German dancer and dance educator (1910–2006)

Erika Thimey (1910 – September 20, 2006) was a German dancer and dance educator, based for most of her career in Washington, D.C.

== Early life ==
Thimey was born in Itzehoe, Germany in 1901. She trained as a dancer in Berlin, and in Dresden with Mary Wigman and Hanya Holm.

== Career ==
Thimey performed one season with an opera in Dessau, before she moved to the United States in 1932. In 1936, she danced the lead role of Undine in a large summer spectacle involving over 100 dancers and a live orchestra, celebrating the fountains in Chicago parks. She was dance director at the North Shore Conservatory in Chicago, before she moved to Boston in 1938, to teach and dance with Austrian dancer Jan Veen. She performed with the Boston Pops Orchestra, and toured the United States with Veen.

Beginning during her Chicago years, Thimey was known for her works in liturgical dance, and was an active member of the Sacred Dance Guild of America. "She regards sacred dancing simply as a modernization of the age-old pageantry of the church," explained a Chicago newspaper in 1941.

Thimey was a dance teacher and choreographer in the Washington, D.C. area for most of her career. She was dance instructor at King-Smith Studio School. She opened her own school, Dance Theatre Studios, in 1944, with classes for adults and children. Her students performed as the Washington Dance Theatre. She also taught modern dance at Howard University, and at various schools, camps, and community organizations. Among her notable students were Paul Sanasardo and Susan Rethorst.

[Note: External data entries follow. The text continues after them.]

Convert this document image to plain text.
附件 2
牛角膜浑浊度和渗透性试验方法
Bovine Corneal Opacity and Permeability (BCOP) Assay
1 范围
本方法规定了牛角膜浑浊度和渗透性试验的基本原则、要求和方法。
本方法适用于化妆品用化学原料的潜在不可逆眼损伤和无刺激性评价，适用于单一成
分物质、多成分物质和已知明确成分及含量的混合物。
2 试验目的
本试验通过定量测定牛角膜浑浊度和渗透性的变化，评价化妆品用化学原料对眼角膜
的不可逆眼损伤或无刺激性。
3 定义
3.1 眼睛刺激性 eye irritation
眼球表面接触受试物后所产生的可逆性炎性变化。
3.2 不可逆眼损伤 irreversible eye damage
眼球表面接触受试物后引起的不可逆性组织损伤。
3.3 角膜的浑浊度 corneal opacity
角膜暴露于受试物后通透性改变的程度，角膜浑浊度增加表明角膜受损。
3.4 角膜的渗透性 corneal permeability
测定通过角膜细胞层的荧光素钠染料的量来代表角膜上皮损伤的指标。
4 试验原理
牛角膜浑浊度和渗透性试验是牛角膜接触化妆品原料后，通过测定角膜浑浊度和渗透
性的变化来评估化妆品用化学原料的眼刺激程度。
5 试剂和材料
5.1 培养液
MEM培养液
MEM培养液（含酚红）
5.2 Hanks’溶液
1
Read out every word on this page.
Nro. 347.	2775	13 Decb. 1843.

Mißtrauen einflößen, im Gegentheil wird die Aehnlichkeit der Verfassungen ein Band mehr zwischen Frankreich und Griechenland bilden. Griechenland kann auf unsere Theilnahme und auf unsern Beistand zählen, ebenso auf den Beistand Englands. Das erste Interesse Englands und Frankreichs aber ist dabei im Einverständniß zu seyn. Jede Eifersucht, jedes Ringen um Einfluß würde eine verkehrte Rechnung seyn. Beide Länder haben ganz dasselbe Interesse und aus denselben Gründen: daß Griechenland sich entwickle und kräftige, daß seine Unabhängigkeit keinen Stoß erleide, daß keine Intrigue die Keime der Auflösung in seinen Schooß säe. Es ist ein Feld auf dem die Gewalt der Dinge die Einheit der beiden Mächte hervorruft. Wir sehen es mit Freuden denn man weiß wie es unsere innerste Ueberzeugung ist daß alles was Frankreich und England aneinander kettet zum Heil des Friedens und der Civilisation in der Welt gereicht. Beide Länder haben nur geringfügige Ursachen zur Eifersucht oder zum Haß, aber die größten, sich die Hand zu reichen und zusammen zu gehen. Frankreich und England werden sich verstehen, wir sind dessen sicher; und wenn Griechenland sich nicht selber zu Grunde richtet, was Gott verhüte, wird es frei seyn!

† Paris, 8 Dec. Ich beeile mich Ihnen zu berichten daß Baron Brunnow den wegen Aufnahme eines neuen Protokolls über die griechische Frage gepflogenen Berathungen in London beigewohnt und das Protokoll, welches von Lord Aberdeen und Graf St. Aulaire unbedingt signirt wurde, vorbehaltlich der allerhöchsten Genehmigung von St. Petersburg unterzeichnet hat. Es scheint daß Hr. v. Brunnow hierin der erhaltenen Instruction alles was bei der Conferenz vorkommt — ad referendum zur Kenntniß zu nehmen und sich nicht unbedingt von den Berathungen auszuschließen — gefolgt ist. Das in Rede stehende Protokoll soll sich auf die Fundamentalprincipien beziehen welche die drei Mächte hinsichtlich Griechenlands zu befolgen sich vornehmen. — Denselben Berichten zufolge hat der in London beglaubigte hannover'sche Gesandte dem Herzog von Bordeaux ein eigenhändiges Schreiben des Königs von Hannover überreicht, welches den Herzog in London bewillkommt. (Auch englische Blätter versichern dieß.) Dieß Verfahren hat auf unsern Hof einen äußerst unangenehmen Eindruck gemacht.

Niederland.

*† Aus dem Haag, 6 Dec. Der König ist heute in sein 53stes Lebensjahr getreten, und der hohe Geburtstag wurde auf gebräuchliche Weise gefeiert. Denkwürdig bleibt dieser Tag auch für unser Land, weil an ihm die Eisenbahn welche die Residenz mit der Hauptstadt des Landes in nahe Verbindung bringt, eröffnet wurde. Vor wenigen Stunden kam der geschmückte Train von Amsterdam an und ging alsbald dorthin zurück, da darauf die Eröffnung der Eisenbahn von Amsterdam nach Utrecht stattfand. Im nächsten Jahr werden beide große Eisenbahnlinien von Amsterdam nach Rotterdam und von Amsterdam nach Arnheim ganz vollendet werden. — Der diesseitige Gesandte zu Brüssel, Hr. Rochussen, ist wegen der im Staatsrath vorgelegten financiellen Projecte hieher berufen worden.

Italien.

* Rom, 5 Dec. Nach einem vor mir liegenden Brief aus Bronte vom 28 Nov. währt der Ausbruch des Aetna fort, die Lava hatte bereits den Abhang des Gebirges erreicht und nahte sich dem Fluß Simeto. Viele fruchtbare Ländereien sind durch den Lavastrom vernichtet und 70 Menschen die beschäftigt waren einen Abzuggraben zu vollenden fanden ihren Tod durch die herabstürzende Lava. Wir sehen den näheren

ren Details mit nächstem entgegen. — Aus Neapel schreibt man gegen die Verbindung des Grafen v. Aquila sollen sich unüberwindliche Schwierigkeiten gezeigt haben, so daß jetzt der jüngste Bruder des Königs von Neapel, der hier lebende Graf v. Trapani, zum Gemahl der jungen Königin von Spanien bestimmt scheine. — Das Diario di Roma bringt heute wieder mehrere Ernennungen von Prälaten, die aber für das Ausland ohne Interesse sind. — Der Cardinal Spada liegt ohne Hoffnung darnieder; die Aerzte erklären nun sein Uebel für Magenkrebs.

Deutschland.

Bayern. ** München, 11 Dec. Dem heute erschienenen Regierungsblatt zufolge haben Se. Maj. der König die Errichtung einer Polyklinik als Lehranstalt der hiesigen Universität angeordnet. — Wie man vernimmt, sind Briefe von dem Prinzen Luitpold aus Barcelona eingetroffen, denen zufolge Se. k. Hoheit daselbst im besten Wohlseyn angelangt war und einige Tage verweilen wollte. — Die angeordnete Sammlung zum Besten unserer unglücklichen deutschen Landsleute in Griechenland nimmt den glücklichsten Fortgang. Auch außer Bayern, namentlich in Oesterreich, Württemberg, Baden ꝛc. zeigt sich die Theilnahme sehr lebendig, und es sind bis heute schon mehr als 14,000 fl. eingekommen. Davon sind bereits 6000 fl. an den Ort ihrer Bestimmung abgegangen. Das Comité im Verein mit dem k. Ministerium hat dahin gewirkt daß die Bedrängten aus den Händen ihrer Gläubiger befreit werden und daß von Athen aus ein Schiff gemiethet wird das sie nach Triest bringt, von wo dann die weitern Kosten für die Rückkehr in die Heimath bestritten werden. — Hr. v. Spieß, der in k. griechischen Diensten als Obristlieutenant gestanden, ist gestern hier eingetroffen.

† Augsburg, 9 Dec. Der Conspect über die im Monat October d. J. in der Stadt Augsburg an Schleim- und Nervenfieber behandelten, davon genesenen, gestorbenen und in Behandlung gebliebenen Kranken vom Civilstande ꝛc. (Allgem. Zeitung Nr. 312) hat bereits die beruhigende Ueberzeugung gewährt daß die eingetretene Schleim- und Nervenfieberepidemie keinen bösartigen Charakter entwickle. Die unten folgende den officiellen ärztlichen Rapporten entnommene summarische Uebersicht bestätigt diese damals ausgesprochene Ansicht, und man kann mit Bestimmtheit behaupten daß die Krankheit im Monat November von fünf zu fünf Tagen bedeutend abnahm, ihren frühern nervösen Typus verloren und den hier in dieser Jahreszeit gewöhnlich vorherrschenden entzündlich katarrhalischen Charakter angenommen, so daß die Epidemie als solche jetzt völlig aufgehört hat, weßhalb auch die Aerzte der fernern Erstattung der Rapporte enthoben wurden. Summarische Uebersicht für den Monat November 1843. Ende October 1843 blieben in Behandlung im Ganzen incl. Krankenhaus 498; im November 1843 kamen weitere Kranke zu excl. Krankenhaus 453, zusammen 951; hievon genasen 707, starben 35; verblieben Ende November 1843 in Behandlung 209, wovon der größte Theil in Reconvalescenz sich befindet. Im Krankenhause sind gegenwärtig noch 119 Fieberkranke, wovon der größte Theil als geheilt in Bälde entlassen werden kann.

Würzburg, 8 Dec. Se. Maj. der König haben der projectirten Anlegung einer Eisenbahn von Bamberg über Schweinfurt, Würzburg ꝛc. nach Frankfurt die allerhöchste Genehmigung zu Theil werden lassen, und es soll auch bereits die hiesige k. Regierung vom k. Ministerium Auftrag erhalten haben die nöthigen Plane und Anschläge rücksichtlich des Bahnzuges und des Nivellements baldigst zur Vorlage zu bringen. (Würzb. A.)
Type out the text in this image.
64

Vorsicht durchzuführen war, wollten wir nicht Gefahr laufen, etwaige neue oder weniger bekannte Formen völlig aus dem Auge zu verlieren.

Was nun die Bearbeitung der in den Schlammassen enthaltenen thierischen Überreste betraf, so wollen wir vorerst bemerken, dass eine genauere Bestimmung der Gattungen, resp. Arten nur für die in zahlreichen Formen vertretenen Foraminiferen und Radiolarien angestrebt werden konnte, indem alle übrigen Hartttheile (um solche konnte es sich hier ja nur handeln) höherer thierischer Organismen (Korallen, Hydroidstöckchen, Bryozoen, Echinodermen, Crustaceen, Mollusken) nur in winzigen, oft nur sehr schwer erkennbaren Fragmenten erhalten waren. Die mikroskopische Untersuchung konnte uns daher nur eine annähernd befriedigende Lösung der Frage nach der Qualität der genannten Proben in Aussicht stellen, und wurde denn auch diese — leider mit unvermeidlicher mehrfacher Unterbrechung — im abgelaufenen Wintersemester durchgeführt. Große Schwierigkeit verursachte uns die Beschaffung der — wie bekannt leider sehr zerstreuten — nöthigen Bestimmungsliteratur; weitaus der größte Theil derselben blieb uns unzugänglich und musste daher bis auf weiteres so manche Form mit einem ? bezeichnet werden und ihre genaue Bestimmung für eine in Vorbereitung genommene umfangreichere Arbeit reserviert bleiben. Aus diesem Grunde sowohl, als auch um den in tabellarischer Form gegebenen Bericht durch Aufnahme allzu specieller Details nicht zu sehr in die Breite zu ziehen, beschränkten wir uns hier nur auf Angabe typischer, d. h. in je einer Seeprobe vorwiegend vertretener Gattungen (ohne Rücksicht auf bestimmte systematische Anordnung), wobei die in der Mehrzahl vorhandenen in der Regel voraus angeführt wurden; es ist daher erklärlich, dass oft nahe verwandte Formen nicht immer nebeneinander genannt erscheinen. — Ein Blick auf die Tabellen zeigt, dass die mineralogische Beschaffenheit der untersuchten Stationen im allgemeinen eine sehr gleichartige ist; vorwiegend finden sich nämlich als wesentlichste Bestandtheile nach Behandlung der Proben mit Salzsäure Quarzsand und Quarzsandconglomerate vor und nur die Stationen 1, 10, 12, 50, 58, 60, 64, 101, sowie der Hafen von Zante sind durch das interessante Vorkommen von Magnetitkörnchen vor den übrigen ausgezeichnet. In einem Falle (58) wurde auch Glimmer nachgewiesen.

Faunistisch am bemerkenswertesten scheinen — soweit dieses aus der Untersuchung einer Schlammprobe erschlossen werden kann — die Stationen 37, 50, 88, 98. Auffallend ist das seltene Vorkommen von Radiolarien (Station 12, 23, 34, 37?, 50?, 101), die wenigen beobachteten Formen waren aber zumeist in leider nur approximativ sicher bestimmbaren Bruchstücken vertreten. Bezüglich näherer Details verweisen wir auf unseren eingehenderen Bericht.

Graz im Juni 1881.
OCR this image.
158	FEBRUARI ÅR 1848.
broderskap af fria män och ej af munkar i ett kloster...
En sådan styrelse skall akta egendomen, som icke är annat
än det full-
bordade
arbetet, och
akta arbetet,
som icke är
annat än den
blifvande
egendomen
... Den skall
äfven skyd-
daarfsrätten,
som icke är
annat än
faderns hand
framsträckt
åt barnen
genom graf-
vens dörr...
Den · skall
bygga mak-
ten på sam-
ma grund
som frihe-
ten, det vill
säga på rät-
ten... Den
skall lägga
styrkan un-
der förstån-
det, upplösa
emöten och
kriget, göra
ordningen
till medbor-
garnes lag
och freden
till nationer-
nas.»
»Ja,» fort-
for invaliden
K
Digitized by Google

She was a co-founder of the Modern Dance Council of Washington in 1953. She retired from teaching in 1979. There was a retrospective concert of her works in 1980, at an art gallery on Capitol Hill.

== Personal life and legacy ==
Thimey retired to Smithsburg, Maryland in 1979, and lived in a converted church with her sister, Hertha Woltersdorf. The sisters offered their unusual home for performance and exhibit space, and Thimey worked with local churches on liturgical works until 2001. She died at a nursing home in Hagerstown, Maryland, in 2006, aged 96 years.

Thimey's papers, including films, videotapes, and sound recordings, are in the Historical Society of Washington, D.C. There is a 1980 interview with Thimey on video in the Jerome Robbins Dance Division of the New York Public Library. There is also a 1985 interview with Thimey (audio only) in the United States Holocaust Memorial Museum. and some correspondence in the Pola Nirenska collection at the Library of Congress.

The Erika Thimey Dance and Theatre Company, co-founded by James E. Mayo, continues to perform in the Washington area. There is an Erika Thimey Scholarship in Dance at the University of Maryland.